About 1,700 coins have sold, said Marty Martinez, the secretary for the committee and a Vietnam veteran.
“We still have coins available,” said Martinez, adding about 1,200 coins are still available.
The coin features an outline of North and South Vietnam, along with an image of the green, yellow and red Vietnam Service Ribbon earned by troops who fought in the war. On the flip side, the emblems of the military branches surround an outline of Texas, and the words “All gave some, some gave all” are seen near the edge.
The coins can be purchased at the Harker Heights Chamber of Commerce, 552 E. Farm-to-Market 2410 in Harker Heights, the Veterans of Foreign Wars Post 9192, 301 Wolf St. in Killeen and the 1st Cavalry Division Museum at Fort Hood, Martinez said.
For more information on the coins, or to order directly from Martinez, call him at 254-338-6722.

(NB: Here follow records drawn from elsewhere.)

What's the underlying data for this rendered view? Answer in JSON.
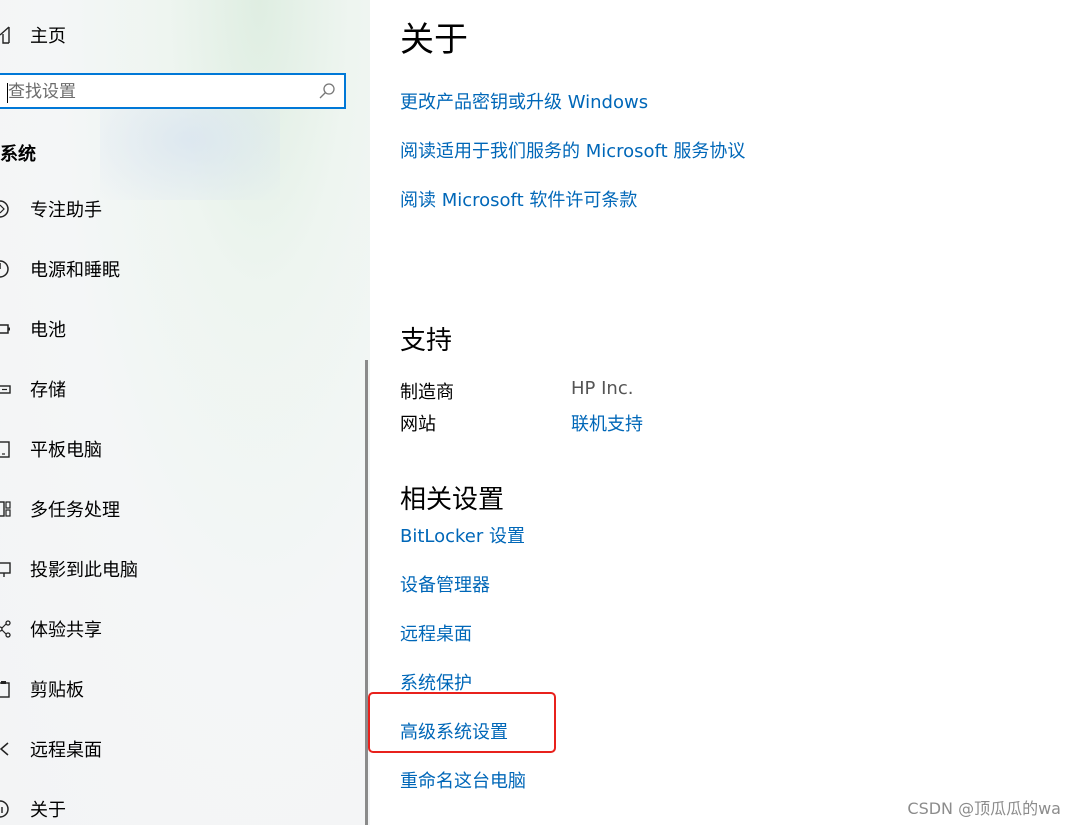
{
  "sidebar": {
    "home": {
      "icon": "home-icon",
      "label": "主页"
    },
    "search": {
      "placeholder": "查找设置",
      "icon": "search-icon"
    },
    "section_heading": "系统",
    "items": [
      {
        "icon": "focus-assist-icon",
        "label": "专注助手"
      },
      {
        "icon": "power-sleep-icon",
        "label": "电源和睡眠"
      },
      {
        "icon": "battery-icon",
        "label": "电池"
      },
      {
        "icon": "storage-icon",
        "label": "存储"
      },
      {
        "icon": "tablet-icon",
        "label": "平板电脑"
      },
      {
        "icon": "multitasking-icon",
        "label": "多任务处理"
      },
      {
        "icon": "project-icon",
        "label": "投影到此电脑"
      },
      {
        "icon": "share-icon",
        "label": "体验共享"
      },
      {
        "icon": "clipboard-icon",
        "label": "剪贴板"
      },
      {
        "icon": "remote-desktop-icon",
        "label": "远程桌面"
      },
      {
        "icon": "about-icon",
        "label": "关于"
      }
    ]
  },
  "main": {
    "title": "关于",
    "top_links": [
      "更改产品密钥或升级 Windows",
      "阅读适用于我们服务的 Microsoft 服务协议",
      "阅读 Microsoft 软件许可条款"
    ],
    "support": {
      "heading": "支持",
      "manufacturer_label": "制造商",
      "manufacturer_value": "HP Inc.",
      "website_label": "网站",
      "website_link": "联机支持"
    },
    "related": {
      "heading": "相关设置",
      "links": [
        "BitLocker 设置",
        "设备管理器",
        "远程桌面",
        "系统保护",
        "高级系统设置",
        "重命名这台电脑"
      ]
    },
    "highlight_color": "#e8211c",
    "link_color": "#0067b8"
  },
  "watermark": "CSDN @顶瓜瓜的wa"
}
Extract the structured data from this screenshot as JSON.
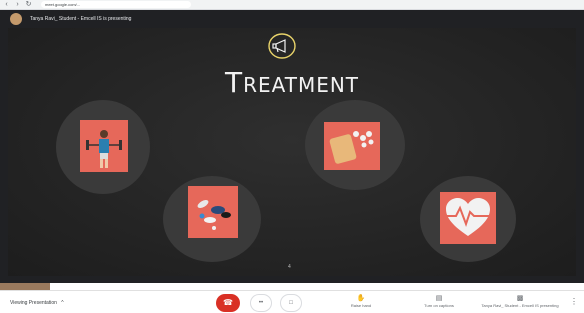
{
  "browser": {
    "url": "meet.google.com/..."
  },
  "presenter": {
    "text": "Tanya Ravi_ Student - Emcell IS is presenting"
  },
  "slide": {
    "title": "Treatment",
    "title_icon": "megaphone-icon",
    "slide_number": "4",
    "cards": [
      {
        "name": "exercise-card",
        "icon": "exercise-icon"
      },
      {
        "name": "pills-card",
        "icon": "pills-icon"
      },
      {
        "name": "medication-card",
        "icon": "medication-icon"
      },
      {
        "name": "heartbeat-card",
        "icon": "heart-icon"
      }
    ],
    "colors": {
      "card": "#e6685a",
      "circle": "#3a3a3a",
      "background": "#262626"
    }
  },
  "toolbar": {
    "viewing_label": "Viewing Presentation",
    "raise_hand": "Raise hand",
    "turn_on_captions": "Turn on captions",
    "presenter_label": "Tanya Ravi_ Student - Emcell IS presenting",
    "end_call_color": "#d93025"
  }
}
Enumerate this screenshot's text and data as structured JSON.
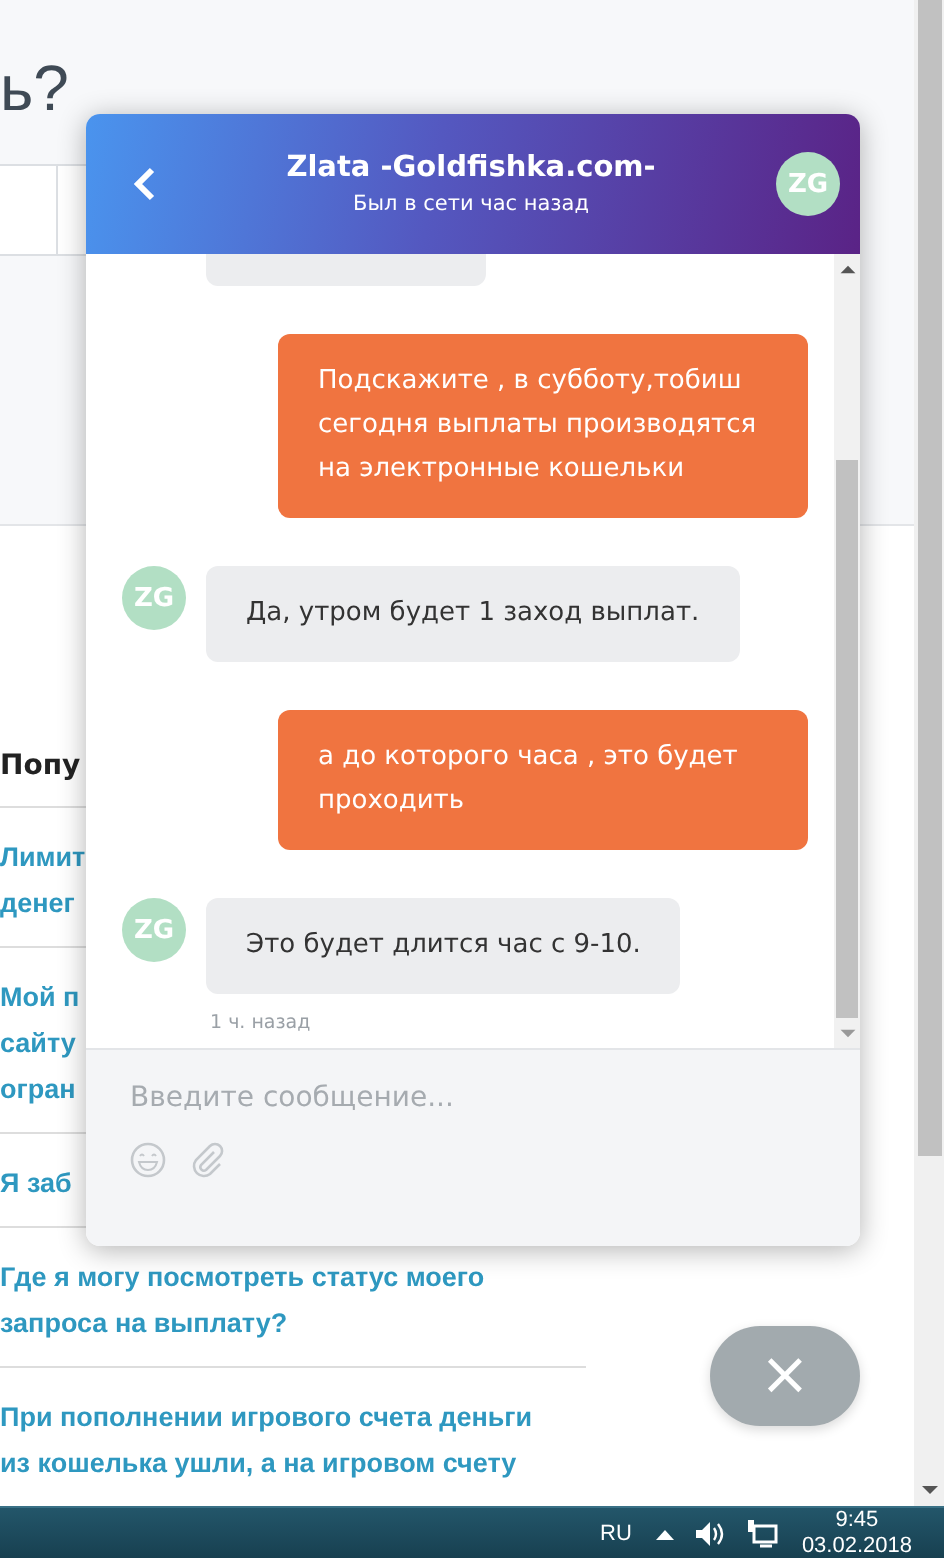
{
  "page": {
    "heading": "ь?",
    "popular": {
      "title": "Попу",
      "items": [
        {
          "lines": [
            "Лимит",
            "денег"
          ]
        },
        {
          "lines": [
            "Мой п",
            "сайту",
            "огран"
          ]
        },
        {
          "lines": [
            "Я заб"
          ]
        },
        {
          "lines": [
            "Где я могу посмотреть статус моего",
            "запроса на выплату?"
          ]
        },
        {
          "lines": [
            "При пополнении игрового счета деньги",
            "из кошелька ушли, а на игровом счету"
          ]
        }
      ]
    }
  },
  "chat": {
    "title": "Zlata -Goldfishka.com-",
    "subtitle": "Был в сети час назад",
    "avatar": "ZG",
    "messages": [
      {
        "kind": "fragment"
      },
      {
        "kind": "outgoing",
        "text": "Подскажите , в субботу,тобиш сегодня выплаты производятся на электронные кошельки"
      },
      {
        "kind": "incoming",
        "avatar": "ZG",
        "text": "Да, утром будет 1 заход выплат."
      },
      {
        "kind": "outgoing",
        "text": "а до которого часа , это будет проходить"
      },
      {
        "kind": "incoming",
        "avatar": "ZG",
        "text": "Это будет длится час с 9-10.",
        "time": "1 ч. назад"
      }
    ],
    "input": {
      "placeholder": "Введите сообщение..."
    }
  },
  "close_button": {
    "label": "×"
  },
  "taskbar": {
    "language": "RU",
    "time": "9:45",
    "date": "03.02.2018"
  }
}
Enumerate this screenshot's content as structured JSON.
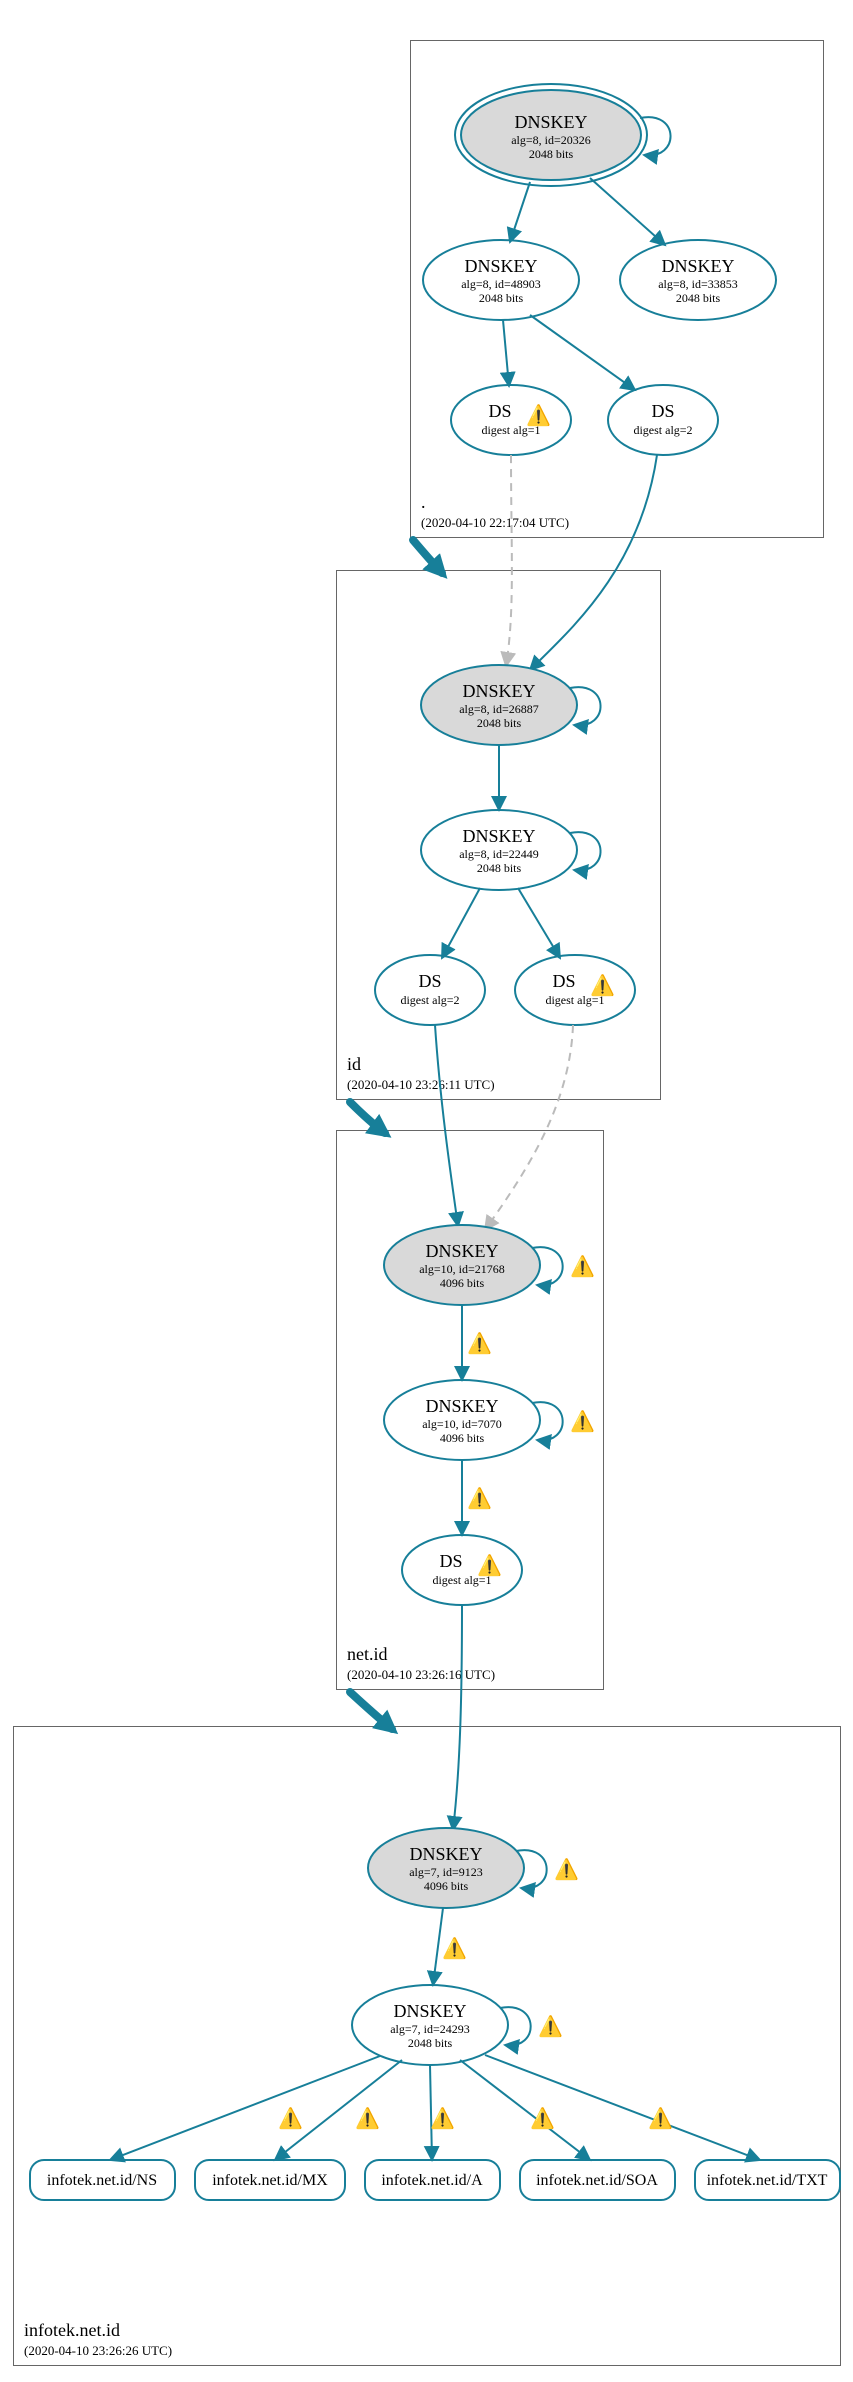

Local events being planned to honor Vietnam veterans include the Veterans Day parade in Killeen; a free dinner at Fort Hood for Vietnam veterans on the Saturday before Veterans Day; and the establishment of a new monument at the Central Texas State Veterans Cemetery in Killeen.
The secretary of defense chose 2015-2017 for organizations and individuals to register, assist and participate in the 50th anniversary with support from the national level and to become an official partner with the national effort, officials said.
On the national level, the commemorative program is accepting applications from organizations that want to be an official partner.
“Commemorative Partners must commit to conduct at least two events each year during the period of 2015 - 2017 that will recognize, thank and honor our Vietnam veterans and their families,” according to the commemoration website,
The national program has also enlisted the help of longtime war journalist Joe Galloway, who covered 1st Cavalry Division’s Battle of the Ia Drang Valley in 1965. Galloway was at Fort Hood earlier this summer recording oral histories of Vietnam War veterans and is doing the same thing around the nation. Those oral histories will eventually become videos avaible for view on the commemoration’s website.